It is difficult to get much of a signal from the market's noise today.  The dollar is largely consolidating recent moves, but euro, sterling and Swiss franc continue to appear fairly resilient to what seems to be a some deterioration in the underlying situation in Europe.  Key support for the euro remains prior resistance in the $1.3280-$1.3300 area and provided this area holds, the short-term bias is for a firmer euro. 

Like the euro, sterling also finished the North American session on its lows, but unlikely the euro that has recovered, sterling saw follow through selling.  That selling ironically peaked (sterling bottomed) prior to the publication of the downward revision to Q4 GDP (to -0.3% from -0.2%).    French Q4 GDP figures were unchanged at 0.2%, though the year-over-year rate was shaved to 1.3% from 1.4%. 

Ahead of what I expect to be a modest upward revision to Q4 US GDP tomorrow, the US reports durable goods orders data for February.  A healthy bounce back should be expected after a 4% fall in January. 

One commonality through the major industrialized countries is the collapse of the money multiplier--by which I mean the relationship between central bank money creation and money supply.  The euro zone reported a tick up in M3 money supply to 2.8% year-over-year in February from 2.5% in January.  This follows the second LTRO.  It is not that the money multiplier is at zero just much lower than it has been. 

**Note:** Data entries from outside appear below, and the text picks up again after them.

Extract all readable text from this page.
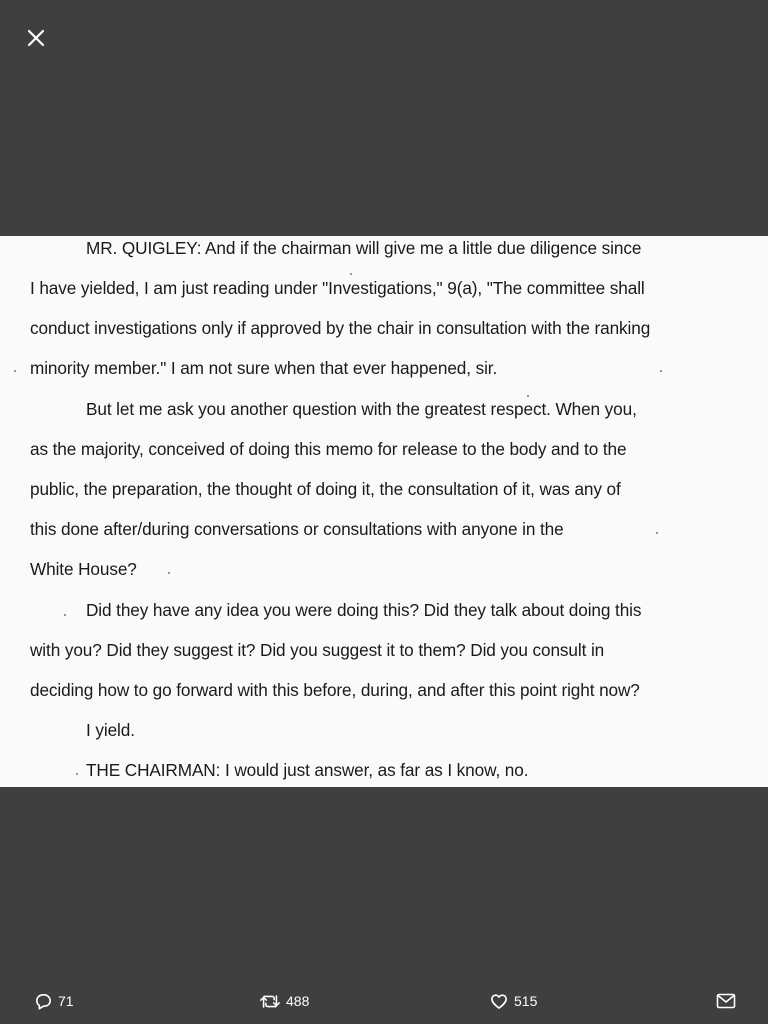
MR. QUIGLEY: And if the chairman will give me a little due diligence since
I have yielded, I am just reading under "Investigations," 9(a), "The committee shall
conduct investigations only if approved by the chair in consultation with the ranking
minority member." I am not sure when that ever happened, sir.
But let me ask you another question with the greatest respect. When you,
as the majority, conceived of doing this memo for release to the body and to the
public, the preparation, the thought of doing it, the consultation of it, was any of
this done after/during conversations or consultations with anyone in the
White House?
Did they have any idea you were doing this? Did they talk about doing this
with you? Did they suggest it? Did you suggest it to them? Did you consult in
deciding how to go forward with this before, during, and after this point right now?
I yield.
THE CHAIRMAN: I would just answer, as far as I know, no.
71	488	515
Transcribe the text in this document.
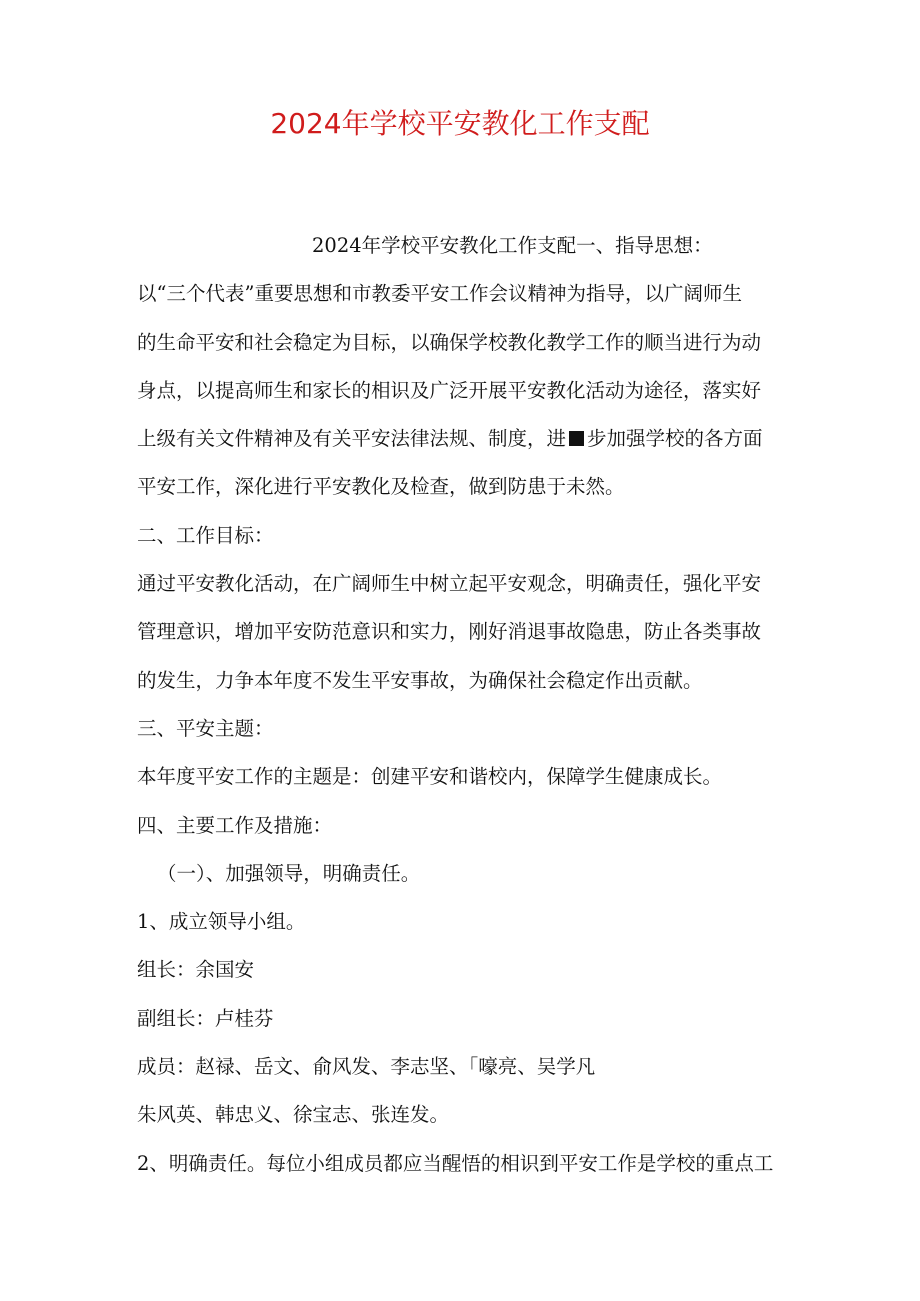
2024年学校平安教化工作支配
2024年学校平安教化工作支配一、指导思想：
以“三个代表”重要思想和市教委平安工作会议精神为指导，以广阔师生
的生命平安和社会稳定为目标，以确保学校教化教学工作的顺当进行为动
身点，以提高师生和家长的相识及广泛开展平安教化活动为途径，落实好
上级有关文件精神及有关平安法律法规、制度，进 步加强学校的各方面
平安工作，深化进行平安教化及检查，做到防患于未然。
二、工作目标：
通过平安教化活动，在广阔师生中树立起平安观念，明确责任，强化平安
管理意识，增加平安防范意识和实力，刚好消退事故隐患，防止各类事故
的发生，力争本年度不发生平安事故，为确保社会稳定作出贡献。
三、平安主题：
本年度平安工作的主题是：创建平安和谐校内，保障学生健康成长。
四、主要工作及措施：
（一）、加强领导，明确责任。
1、成立领导小组。
组长：余国安
副组长：卢桂芬
成员：赵禄、岳文、俞风发、李志坚、「嚎亮、吴学凡
朱风英、韩忠义、徐宝志、张连发。
2、明确责任。每位小组成员都应当醒悟的相识到平安工作是学校的重点工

The pace of money supply growth remains well below even H2 09 levels, let alone levels that are associated with reasonable economic growth.  Private sector loans were actually lower than expected at 0.7% rather than 1.2%. 

Separately, the ECB reported that Greek bank deposits fell 2.7% in February.  Deposits in Greece at at levels last seen in late 2006.  Greece, as one might expect, is experiencing the sharpest drop in deposits.  Portuguese and Spanish deposits were largely flat. 

Spanish and Italian banks stepped up their buying of sovereign bonds in February (15.7 bln euros and 23 bln euros respectively), but Portuguese banks 4.2 bln in purchases was a record for them.   Despite Fitch warning yesterday that Portuguese banks remain on shaky ground, sovereign bonds have continued to recover, with benchmark 10-year yields off around 25 bp.  Financials are among the weakest sectors of the stock market today off about 1.3% at pixel time, while the market is off a little less than 0.15%. 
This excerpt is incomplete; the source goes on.